A Companion to Latin American History

A Companion to Latin American History

A Companion to Latin American History

Synopsis

The Companion to Latin American History collects the work of leading experts in the field to create a single-source overview of the diverse history and current trends in the study of Latin America.
  • Presents a state-of-the-art overview of the history of Latin America
  • Written by the top international experts in the field
  • 28 chapters come together as a superlative single source of information for scholars and students
  • Recognizes the breadth and diversity of Latin American history by providing systematic chronological and geographical coverage
  • Covers both historical trends and new areas of interest

Excerpt

This is a compendium of descriptive and interpretive material on the history of Latin America, organized around coherent themes and periods commonly of interest to Latin Americanist scholars and their students, as well as the interested public. The essays are supported by the latest research, assessed and synthesized by trained and experienced specialists, and presented in a sequence organized thematically and chronologically. The standard meta-narrative for the region as a whole is represented here, with considerable illustrative material and case studies ranging widely in time, space, and theme; they are accompanied by more than 1400 bibliographical references and suggestions for further reading, grouped at the end of each thematic essay.

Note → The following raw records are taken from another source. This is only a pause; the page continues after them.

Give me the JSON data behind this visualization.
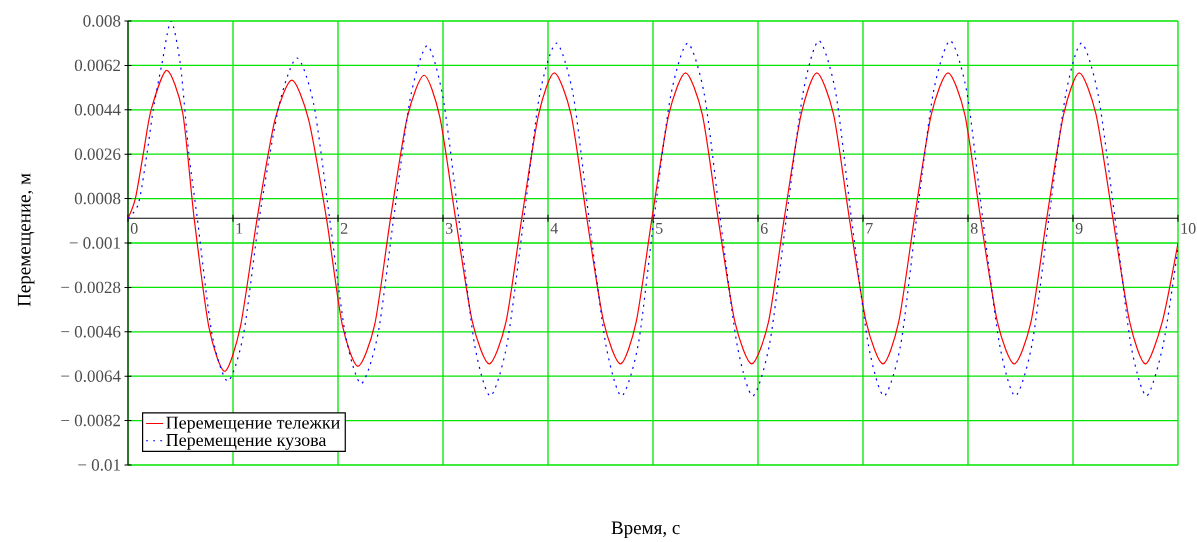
{
  "chart_data": {
    "type": "line",
    "xlabel": "Время, с",
    "ylabel": "Перемещение, м",
    "xlim": [
      0,
      10
    ],
    "ylim": [
      -0.01,
      0.008
    ],
    "xticks": [
      0,
      1,
      2,
      3,
      4,
      5,
      6,
      7,
      8,
      9,
      10
    ],
    "yticks": [
      0.008,
      0.0062,
      0.0044,
      0.0026,
      0.0008,
      {
        "value": -0.001,
        "label": "− 0.001"
      },
      {
        "value": -0.0028,
        "label": "− 0.0028"
      },
      {
        "value": -0.0046,
        "label": "− 0.0046"
      },
      {
        "value": -0.0064,
        "label": "− 0.0064"
      },
      {
        "value": -0.0082,
        "label": "− 0.0082"
      },
      {
        "value": -0.01,
        "label": "− 0.01"
      }
    ],
    "grid": true,
    "legend": "bottom left",
    "marker": "none",
    "series": [
      {
        "name": "Перемещение тележки",
        "color": "#ff0000",
        "line_style": "solid",
        "x": [
          0,
          0.07,
          0.145,
          0.22,
          0.37,
          0.52,
          0.63,
          0.77,
          0.92,
          1.07,
          1.23,
          1.4,
          1.56,
          1.72,
          1.89,
          2.04,
          2.19,
          2.35,
          2.5,
          2.66,
          2.82,
          2.97,
          3.12,
          3.28,
          3.44,
          3.6,
          3.75,
          3.91,
          4.06,
          4.22,
          4.37,
          4.53,
          4.69,
          4.84,
          4.99,
          5.15,
          5.31,
          5.47,
          5.62,
          5.78,
          5.94,
          6.1,
          6.25,
          6.41,
          6.56,
          6.72,
          6.87,
          7.03,
          7.19,
          7.34,
          7.49,
          7.65,
          7.81,
          7.97,
          8.12,
          8.28,
          8.44,
          8.6,
          8.75,
          8.91,
          9.06,
          9.22,
          9.38,
          9.54,
          9.69,
          9.85,
          10
        ],
        "values": [
          0,
          0.0008,
          0.0026,
          0.0044,
          0.006,
          0.0043,
          0,
          -0.0044,
          -0.0062,
          -0.0044,
          0,
          0.004,
          0.0056,
          0.004,
          0,
          -0.0043,
          -0.006,
          -0.0043,
          0,
          0.0041,
          0.0058,
          0.0041,
          0,
          -0.0042,
          -0.0059,
          -0.0042,
          0,
          0.0042,
          0.0059,
          0.0042,
          0,
          -0.0042,
          -0.0059,
          -0.0042,
          0,
          0.0042,
          0.0059,
          0.0042,
          0,
          -0.0042,
          -0.0059,
          -0.0042,
          0,
          0.0042,
          0.0059,
          0.0042,
          0,
          -0.0042,
          -0.0059,
          -0.0042,
          0,
          0.0042,
          0.0059,
          0.0042,
          0,
          -0.0042,
          -0.0059,
          -0.0042,
          0,
          0.0042,
          0.0059,
          0.0042,
          0,
          -0.0042,
          -0.0059,
          -0.0042,
          -0.001
        ]
      },
      {
        "name": "Перемещение кузова",
        "color": "#0000ff",
        "line_style": "dotted",
        "x": [
          0,
          0.1,
          0.18,
          0.24,
          0.32,
          0.41,
          0.5,
          0.58,
          0.66,
          0.8,
          0.95,
          1.1,
          1.25,
          1.44,
          1.61,
          1.77,
          1.92,
          2.07,
          2.22,
          2.38,
          2.53,
          2.69,
          2.85,
          3.0,
          3.15,
          3.3,
          3.45,
          3.61,
          3.77,
          3.92,
          4.08,
          4.24,
          4.39,
          4.55,
          4.7,
          4.86,
          5.01,
          5.17,
          5.33,
          5.49,
          5.64,
          5.8,
          5.95,
          6.11,
          6.27,
          6.43,
          6.58,
          6.74,
          6.89,
          7.05,
          7.2,
          7.36,
          7.51,
          7.67,
          7.83,
          7.99,
          8.14,
          8.3,
          8.45,
          8.61,
          8.77,
          8.93,
          9.08,
          9.24,
          9.4,
          9.55,
          9.7,
          9.86,
          10
        ],
        "values": [
          0,
          0.0006,
          0.0026,
          0.0044,
          0.0062,
          0.008,
          0.0062,
          0.0026,
          0,
          -0.0047,
          -0.0066,
          -0.0047,
          0,
          0.0046,
          0.0065,
          0.0046,
          0,
          -0.0047,
          -0.0067,
          -0.0047,
          0,
          0.0049,
          0.007,
          0.0049,
          0,
          -0.0051,
          -0.0072,
          -0.0051,
          0,
          0.005,
          0.0071,
          0.005,
          0,
          -0.0051,
          -0.0072,
          -0.0051,
          0,
          0.005,
          0.0071,
          0.005,
          0,
          -0.0051,
          -0.0072,
          -0.0051,
          0,
          0.0051,
          0.0072,
          0.0051,
          0,
          -0.0051,
          -0.0072,
          -0.0051,
          0,
          0.0051,
          0.0072,
          0.0051,
          0,
          -0.0051,
          -0.0072,
          -0.0051,
          0,
          0.005,
          0.0071,
          0.005,
          0,
          -0.0051,
          -0.0072,
          -0.0051,
          -0.0012
        ]
      }
    ]
  }
}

The chronologically organized units in that overarching timeline include the indigenous and Iberian backgrounds, conquest and colonization, the process of independence, the establishment of new nations in the nineteenth century, the varied processes by which the region modernized and developed through the twentieth century. It is also common in surveys of Latin American history to focus specifically on several case studies of major transformation, such as the Revolutions in Mexico and Cuba; to consider the emergence of the United States as a dominant presence in the economic and political affairs of the region; and to focus on other issues better treated thematically than as divisions along the lines of geography and chronology that still dominate historical scholarship and pedagogy.

In keeping with the comparative approach common to historical surveys of such a diverse region of the world, there is no effort here to provide the national narrative of each colonial region or independent nation. Inevitably, the specific experience of some countries looms larger than others. Devoting separate essays to Brazil in the colonial era and again in the nineteenth century is justified on the intellectual grounds that Brazil’s colonial trajectory as well as its functioning constitutional monarchy from independence in 1822 to 1889 merits separate consideration from Spanish America. It is also meant to provide readers whose entry into Latin American history is mainly via the Spanish-language regions with material that deals with the distinctive Brazilian experience on its own terms.